LINCOLN – Students in the Entrepreneurial Marketing course at Alcona High School have a new daily life.
The class recently opened a highly anticipated cafe – Alcona Tea & Bean – after its opening was postponed by the coronavirus pandemic. Plans to open the cafe continued to move forward when high school students returned to in-person learning in February.
Teacher Aimee Renchenski said opening a cafe in the school would be easy for students and means there is less overhead. She said that they also decided to open the shop because the cafe is “Trend”.
“Most college campuses and their business programs have a cafe to get a little sample of the real world,” Caleb Kamiscke said. “This here is another good example of our learning about real world problems and how to solve them. “
The cafe, converted from a former concession stand turned into a storage room, opened on May 18. The café is open to high school students and teachers from 11:57 a.m. to 12:35 p.m. on weekdays this school year.
Renchenski said the students were involved throughout the process and were responsible for conducting the market research for the company, deciding which drinks to serve, creating the recipes for those drinks, and determining their cost.
Junior Hannah Tanner said their market research revealed that students were really interested in boba tea and Frappuccinos. Students prepare boba tea with iced black tea and flavored pearls that burst in the mouth. Pearls come in several flavors, including mango, peach, strawberry or blueberry.
Kamiscke said the teachers interviewed said they preferred black coffee.
Neither Renchenski nor the four students in the class had any experience working in a cafe, but they learned how to use the equipment by reading the instructions and watching YouTube videos. The students ground the coffee several times in their coffee grinder before determining the perfect grind for their espresso machine.
Junior Ashton Tracy said she watched hours of videos learning how to make coffee. He said there were things he thought he could do, but after watching the videos he learned that there was a specific technique behind it.
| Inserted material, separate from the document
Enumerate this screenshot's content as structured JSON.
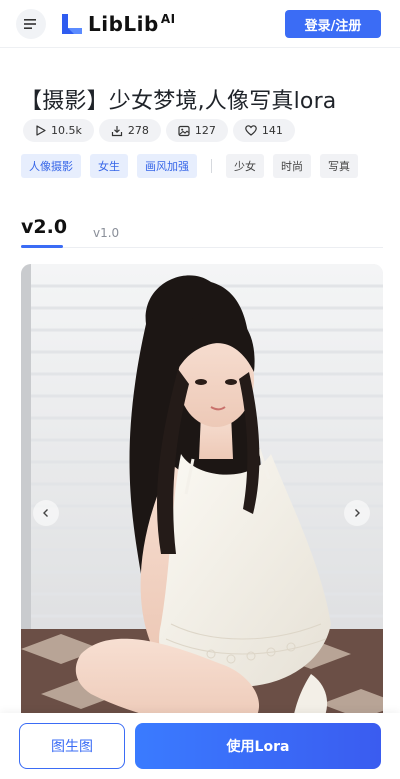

“You have to be very precise when you cup an espresso” said Tracy. “It’s like you have to make sure it’s as even as possible and compressed to the right pressure. I found little things like that, where it’ll change the taste of the coffee.
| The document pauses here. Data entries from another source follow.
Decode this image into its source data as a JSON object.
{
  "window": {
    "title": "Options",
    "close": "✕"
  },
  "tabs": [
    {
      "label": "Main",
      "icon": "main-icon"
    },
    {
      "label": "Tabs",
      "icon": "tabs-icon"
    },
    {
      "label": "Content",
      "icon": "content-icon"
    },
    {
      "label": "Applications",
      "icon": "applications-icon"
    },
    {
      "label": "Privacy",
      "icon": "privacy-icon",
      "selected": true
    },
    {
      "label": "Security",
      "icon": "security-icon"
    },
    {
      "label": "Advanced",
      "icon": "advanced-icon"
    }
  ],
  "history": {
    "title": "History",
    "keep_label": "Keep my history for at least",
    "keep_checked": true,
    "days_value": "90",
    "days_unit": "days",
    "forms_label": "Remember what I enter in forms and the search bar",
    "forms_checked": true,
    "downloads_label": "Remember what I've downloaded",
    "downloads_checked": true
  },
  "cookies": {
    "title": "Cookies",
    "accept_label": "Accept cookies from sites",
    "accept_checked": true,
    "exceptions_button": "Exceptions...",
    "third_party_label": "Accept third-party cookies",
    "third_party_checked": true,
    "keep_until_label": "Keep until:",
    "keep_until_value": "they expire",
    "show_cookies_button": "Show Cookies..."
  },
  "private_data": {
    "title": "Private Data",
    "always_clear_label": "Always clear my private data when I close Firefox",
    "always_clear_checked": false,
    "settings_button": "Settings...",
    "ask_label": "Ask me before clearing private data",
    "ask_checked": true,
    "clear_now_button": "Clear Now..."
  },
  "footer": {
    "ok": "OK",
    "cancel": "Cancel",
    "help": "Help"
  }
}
One of the biggest challenges in developing their menu was meeting federal Smart Snack in School guidelines, which apply to all food and beverages served to students outside of federally reimbursable meal programs.
“There are a lot of things people want, but we just can’t serve them” said Tracy.
The students ended up developing two menus as a result of the guidelines – a limited menu offered on Mondays, Wednesdays and Fridays and a more extensive menu on Tuesdays and Thursdays.
In addition to selling coffee during lunchtime, Renchenski said that next year they hope to sell coffee before each school day begins.
The entrepreneurship class would also like to create a more cafe-like space outside the cafe next year, where they would add table tops and a sofa for students to come and relax before school and in the classroom. lunch.
Renchenski said the cafe was made possible with the help of Helen-Ann Cordes, Career and Technical Training Navigator, who drafted a $ 15,000 grant, part of which was used to get the cafe up and running.
Renchenski said the entrepreneurship class is the second class that students can take in the school’s business marketing program. The first is an introduction to business marketing. The business marketing program returned to the district in 2018 after more than a decade.